Isso explica por que, mesmo com uma confortável frente de programas inéditos gravados, o Porta dos Fundos preferiu produzir conteúdo fresco: o mundo mudou de assunto, e tudo o que foi feito antes ficou datado. Os atores do grupo receberam em casa kits com câmeras e iluminação. Novas ideias são discutidas pela equipe em reuniões on-line. “É um exercício de criatividade refletir neste momento os anseios do público”, conta Antonio Tabet, um dos criadores do canal. Como resultado, as redes sociais do Porta cresceram 400% na quarentena. O mesmo trunfo de ter episódios inéditos no forno não acomodou o A Culpa É do Cabral, carro-chefe do canal pago Comedy Central, em que humoristas comentam sem censura temas variados num palco teatral. Comandada por Fabiano Cambota, a trupe fez um especial por videoconferência. “Não temos ideia de quando nos reuniremos novamente, então é bom saber que funciona”, diz ele.

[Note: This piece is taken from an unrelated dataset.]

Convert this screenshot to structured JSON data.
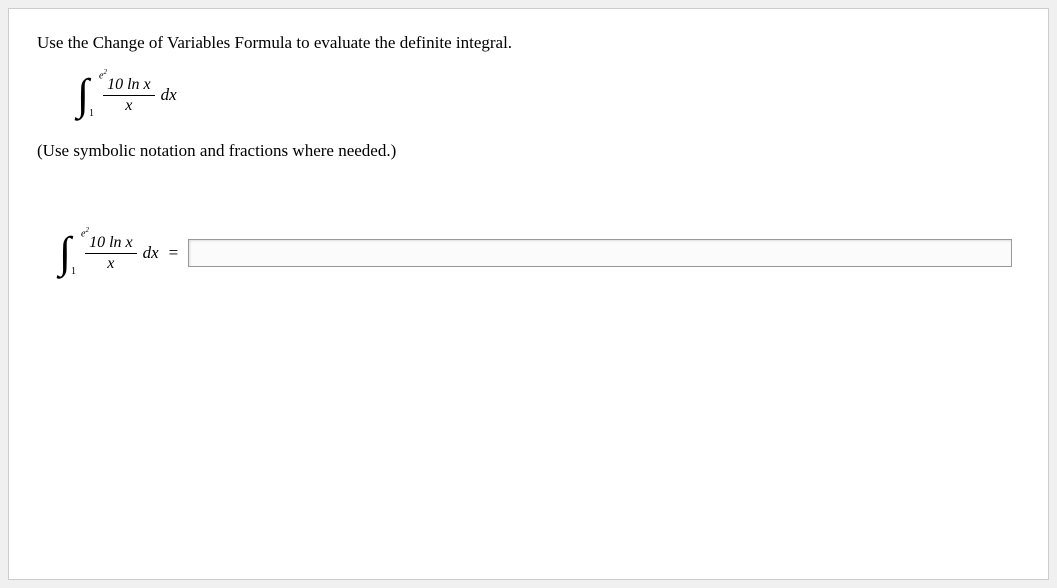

Até o tradicional Saturday Night Live, da rede americana NBC, usou o programa de chamadas Zoom para que seus atores pudessem atuar uns com os outros. Celebridades como Tom Hanks e Brad Pitt abriram a porta de casa para reforçar o elenco. “Obrigado, que excelentes efeitos especiais de aplausos”, disse Hanks, ovacionado por uma inexistente plateia ao entrar na própria cozinha. Pitt, por sua vez, vestiu o figurino do imunologista americano Anthony Fauci, a quem cabe a ingrata tarefa de desdizer as abobrinhas de Donald Trump.
O esquete de forte tom político comprova outra tendência: esse humor renovado mescla escapismo com reflexão e informação. Nestor, personagem de Leandro Hassum no Vai Passar!, novidade do Multishow ambientada em um condomínio na quarentena, presta-se bem a esse fim. Em prisão domiciliar, ele tenta tirar a tornozeleira eletrônica para burlar a quarentena e usar a área de lazer do prédio. Na piscina, uma dondoca (Rodrigo Sant’Anna) não leva a sério as restrições. Ao telefone, discute com a doméstica: “Sou a favor do isolamento que separa pobre de rico”. Para Hassum, que superou tensões com a tecnologia (a esposa o ajuda nas gravações), o projeto espelha o noticiário: “Não faço piada sobre a doença, mas sim sobre as dificuldades do isolamento e o que ele revela das pessoas”. No Sinta-se em Casa, seu novo programa no Globoplay, Marcelo Adnet é ainda mais ácido (e engraçadíssimo). Os quadros gravados por ele com elementos encontrados em casa reproduzem até coletivas de Jair Bolsonaro. Adnet imagina um telefonema de Sergio Moro para o ex-presidente Lula pedindo dicas de como lidar com a recém-adquirida fama de comunista. “Não tenho traquejo para essa função”, diz o ex-ministro da Justiça. “O fato de o momento ser delicado não pode tornar o humor delicado. Somos o ópio, mas também somos o despertador”, teoriza Cambota, do A Culpa É do Cabral. Na “pandimia”, quem diria, o humor calibrou seus ponteiros com o público.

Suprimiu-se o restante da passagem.